— Это она? — спрашивает она сына, в первый раз проводив Агату и цинично усмехаясь.
— О, нет! Синьора молода и прекрасна. У нее такие мягкие руки. От нее так дивно пахнет.
И он мечтательно глядит перед собой.
— Не будь дураком! Бери деньги, пока дают. Бери больше! У этих женщин скоро проходят их капризы.
— Ну и паразит же этот твой Энрико! — смеется фрау Кеслер. — Пришлось дать ему еще денег.
— Бедное дитя! — шепчет Маня, радостно улыбаясь. — Я хочу, чтоб он был счастливым.

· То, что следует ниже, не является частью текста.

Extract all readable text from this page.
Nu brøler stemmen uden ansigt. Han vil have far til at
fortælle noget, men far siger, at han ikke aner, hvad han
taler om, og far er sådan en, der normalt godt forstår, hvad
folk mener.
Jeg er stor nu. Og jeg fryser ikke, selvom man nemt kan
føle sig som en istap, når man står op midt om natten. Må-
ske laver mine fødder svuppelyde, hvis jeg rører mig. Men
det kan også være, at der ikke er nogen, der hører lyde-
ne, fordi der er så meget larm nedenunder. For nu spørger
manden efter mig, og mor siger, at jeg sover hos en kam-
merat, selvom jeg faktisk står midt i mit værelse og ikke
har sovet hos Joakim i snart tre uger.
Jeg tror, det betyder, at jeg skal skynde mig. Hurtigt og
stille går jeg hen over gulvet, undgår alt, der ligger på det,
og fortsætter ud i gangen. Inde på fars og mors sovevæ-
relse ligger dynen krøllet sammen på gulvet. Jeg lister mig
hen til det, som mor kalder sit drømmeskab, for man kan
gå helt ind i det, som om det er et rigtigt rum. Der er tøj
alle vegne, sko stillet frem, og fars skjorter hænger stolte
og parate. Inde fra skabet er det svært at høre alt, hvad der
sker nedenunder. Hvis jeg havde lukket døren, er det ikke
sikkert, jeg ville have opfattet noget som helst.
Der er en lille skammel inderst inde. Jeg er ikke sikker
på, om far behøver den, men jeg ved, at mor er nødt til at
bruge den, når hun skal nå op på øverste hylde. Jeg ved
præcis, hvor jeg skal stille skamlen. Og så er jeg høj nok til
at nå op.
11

— Предвижу, что это «дитя» будет сосать тебя, как пиявка.
— Что такое деньги? Вздор! Я не хочу быть неблагодарной, Агата. Он дает мне так много одним поворотом головы, одним взмахом ресниц. А ты заметила его губы? Эти уголки, чуть приподнятые. Я иногда забудусь и гляжу на него.
— Воображаю, что этот дурак думает о тебе! Он еще не признался в любви?
— Агата! Ты с ума сошла? Да мы никогда не говорим. Мы объясняемся жестами.
Фрау Кеслер хохочет, запрокинув голову.
— Любовь не требует слов.
— Циник! — сердито говорит Маня. И щеки ее медленно загораются. — Впрочем, ты меня никогда не понимала. Я закричала бы от отвращения, если бы он дотронулся до меня.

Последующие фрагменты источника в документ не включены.